Quando ouvi pela primeira vez Caetano Veloso dizer, na letra de Sampa (1978), que “Narciso acha feio o que não é espelho”, sabia que estava diante de uma bela tradução poética do mito de Narciso e do correlato termo psicanalítico (Narcisismo) cunhado por Sigmund Freud em 1914. Entretanto, somente anos depois é que percebi que a força dos versos do compositor tropicalista residia na sua atualidade: ver-se e, agora, dar-se a ver jamais foi tão simples e banal como na era das redes virtuais de relacionamento.
Sobretudo em época de altíssima visibilidade midiática como a de hoje, o tema desnudado por Caetano se revela sintomático de novas formas de sociabilidade e de construção de identidades e subjetividades. Parece que não há vida para além da(s) tela(s) e dos registros ou arquivos informáticos e informacionais e fora dos circuitos em que se manifesta uma suposta comunicação em rede virtual. É como se o estatuto ontológico das sociedades pós-modernas residisse na possibilidade de ver e ser visto: para ser na sociedade atual é preciso ter uma imagem visível – e celebrada, diga-se de passagem. Nesse processo regido pela performance individual, a identidade é substituída pela personificação e os imperativos narcísicos do ver e do ser visto se tornam mais importantes do que a interação com a alteridade, tão cara à construção da subjetividade e alcançada apenas em função de acontecimentos comunicacionais.
Sobram imagens pessoais por todo lado: escolas, centros de treinamento e faculdades estampam em out-door as fotos das equipes de professores e dos alunos que obtiveram êxito nos concursos; blogs e fotologs proliferam na internet, expondo, sem guardar segredo (ao contrário do que faziam os antigos diários pessoais), a intimidade de seus proprietários; vídeos pessoais são postados a cada minuto no Youtube e aproveitados pelos canais de televisão; pequenos acontecimentos pessoais são transformados em grandes eventos coletivos nas redes virtuais de relacionamento; colunas sociais de jornais impressos registram e cultuam a boa aparência dos colunáveis em fotografias posadas…
A visibilidade que as tecnologias midiáticas conferem a acontecimentos, relações e atores sociais expõe a formação de um novo sujeito, que procura se identificar com cada nova imagem registrada pelas ferramentas de mídia e exposta nas telas, displays e dispositivos. A auto-referência se torna assim um dado singular da cultura midiática, e o narcisismo que essa prática exageradamente redundante comporta é de natureza neurótica, para relembrar Freud. Resultam desse processo patológico (quase psicótico, ainda segundo Freud) alguns comportamentos profissionais. Alguns jornalistas, só para citar um exemplo, falam mais de si mesmos do que sobre os temas e assuntos que abordam nos seus programas, construindo um jornalismo de auto-referenciação em que o grande espetáculo é o próprio jornalista, que se refaz a cada dia em busca incessante por uma imagem ideal (ideal do eu, no jargão psicanalítico?).

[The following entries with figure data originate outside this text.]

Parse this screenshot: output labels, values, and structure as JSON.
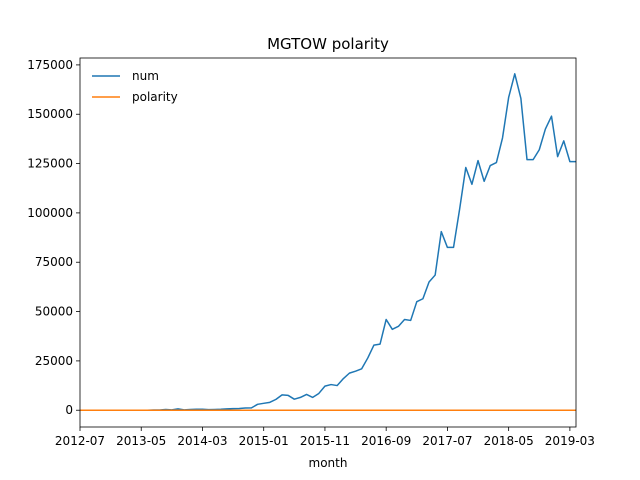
{
  "chart_data": {
    "type": "line",
    "title": "MGTOW polarity",
    "xlabel": "month",
    "ylabel": "",
    "grid": false,
    "legend_placement": "top-left",
    "xlim": [
      "2012-07",
      "2019-04"
    ],
    "ylim": [
      -8500,
      178500
    ],
    "x_tick_labels": [
      "2012-07",
      "2013-05",
      "2014-03",
      "2015-01",
      "2015-11",
      "2016-09",
      "2017-07",
      "2018-05",
      "2019-03"
    ],
    "y_tick_values": [
      0,
      25000,
      50000,
      75000,
      100000,
      125000,
      150000,
      175000
    ],
    "x": [
      "2012-07",
      "2012-08",
      "2012-09",
      "2012-10",
      "2012-11",
      "2012-12",
      "2013-01",
      "2013-02",
      "2013-03",
      "2013-04",
      "2013-05",
      "2013-06",
      "2013-07",
      "2013-08",
      "2013-09",
      "2013-10",
      "2013-11",
      "2013-12",
      "2014-01",
      "2014-02",
      "2014-03",
      "2014-04",
      "2014-05",
      "2014-06",
      "2014-07",
      "2014-08",
      "2014-09",
      "2014-10",
      "2014-11",
      "2014-12",
      "2015-01",
      "2015-02",
      "2015-03",
      "2015-04",
      "2015-05",
      "2015-06",
      "2015-07",
      "2015-08",
      "2015-09",
      "2015-10",
      "2015-11",
      "2015-12",
      "2016-01",
      "2016-02",
      "2016-03",
      "2016-04",
      "2016-05",
      "2016-06",
      "2016-07",
      "2016-08",
      "2016-09",
      "2016-10",
      "2016-11",
      "2016-12",
      "2017-01",
      "2017-02",
      "2017-03",
      "2017-04",
      "2017-05",
      "2017-06",
      "2017-07",
      "2017-08",
      "2017-09",
      "2017-10",
      "2017-11",
      "2017-12",
      "2018-01",
      "2018-02",
      "2018-03",
      "2018-04",
      "2018-05",
      "2018-06",
      "2018-07",
      "2018-08",
      "2018-09",
      "2018-10",
      "2018-11",
      "2018-12",
      "2019-01",
      "2019-02",
      "2019-03",
      "2019-04"
    ],
    "series": [
      {
        "name": "num",
        "color": "#1f77b4",
        "values": [
          0,
          0,
          0,
          0,
          0,
          0,
          0,
          0,
          0,
          0,
          0,
          0,
          100,
          100,
          400,
          200,
          700,
          200,
          400,
          500,
          500,
          300,
          400,
          500,
          700,
          800,
          900,
          1100,
          1200,
          3000,
          3500,
          4000,
          5500,
          7800,
          7500,
          5600,
          6500,
          8000,
          6500,
          8500,
          12200,
          13000,
          12500,
          16000,
          18800,
          19800,
          21000,
          26500,
          33000,
          33500,
          46000,
          41000,
          42500,
          46000,
          45500,
          55000,
          56500,
          65000,
          68500,
          90500,
          82500,
          82500,
          102000,
          123000,
          114500,
          126500,
          116000,
          124000,
          125500,
          138000,
          158500,
          170500,
          158000,
          127000,
          127000,
          132000,
          142500,
          149000,
          128500,
          136500,
          126000,
          126000
        ]
      },
      {
        "name": "polarity",
        "color": "#ff7f0e",
        "values": [
          0,
          0,
          0,
          0,
          0,
          0,
          0,
          0,
          0,
          0,
          0,
          0,
          0,
          0,
          0,
          0,
          0,
          0,
          0,
          0,
          0,
          0,
          0,
          0,
          0,
          0,
          0,
          0,
          0,
          0,
          0,
          0,
          0,
          0,
          0,
          0,
          0,
          0,
          0,
          0,
          0,
          0,
          0,
          0,
          0,
          0,
          0,
          0,
          0,
          0,
          0,
          0,
          0,
          0,
          0,
          0,
          0,
          0,
          0,
          0,
          0,
          0,
          0,
          0,
          0,
          0,
          0,
          0,
          0,
          0,
          0,
          0,
          0,
          0,
          0,
          0,
          0,
          0,
          0,
          0,
          0,
          0
        ]
      }
    ]
  }
}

A identificação com uma imagem ideal refletida no ‘espelho midiático’ é, portanto, uma cilada, porque quase sempre as incontáveis imagens ali construídas não pertencem ao – ou não se relacionam com o – sujeito ao qual se dirigem ou ao qual fazem referência. Mais uma vez recorro aos versos (neste caso, de inspiração lacaniana) de Caetano em Sampa para ilustrar a idéia: “Quando eu te encarei frente a frente não vi o meu rosto.” É como se o sujeito se olhasse no espelho e não se reconhecesse. Se a imagem se descola desse sujeito e das suas referências sociais, vira um perigo, porque produz avatares múltiplos e incessantes e porque traduz falsidade e deslealdade para com o público. Em outras palavras: se for facilmente verificável a farsa, o sujeito não pode correr o risco de ser o que não é (talvez essa seja exatamente a grande preocupação de profissionais de marketing que trabalham com imagem corporativa: a imagem da empresa deve corresponder de alguma forma à mesma). Mas muita gente esquece isso. Muita gente esquece que a imagem só se constrói numa relação, só existe em função de um ‘outro’ que está fora do sujeito e que essa alteridade, por seu turno, se internaliza no próprio sujeito via fluxos comunicacionais. É aí que acontece a comunicação, de fato, não como performance ou como medida das informações transmitidas. Comunicação como possibilidade de encontro e de troca, um acontecimento situado num contexto sócio-simbólico pleno de referências comuns, mas também de diferenças, disputas, conflitos e negociações.
Espetacularizada a vida, escancarada a intimidade, performatizada a identidade, confere-se uma estética a cada personagem social, que se esmera em integrar os cenários midiáticos de forma sempre estilizada: espelho, espelho meu, existe alguém mais visível do que eu?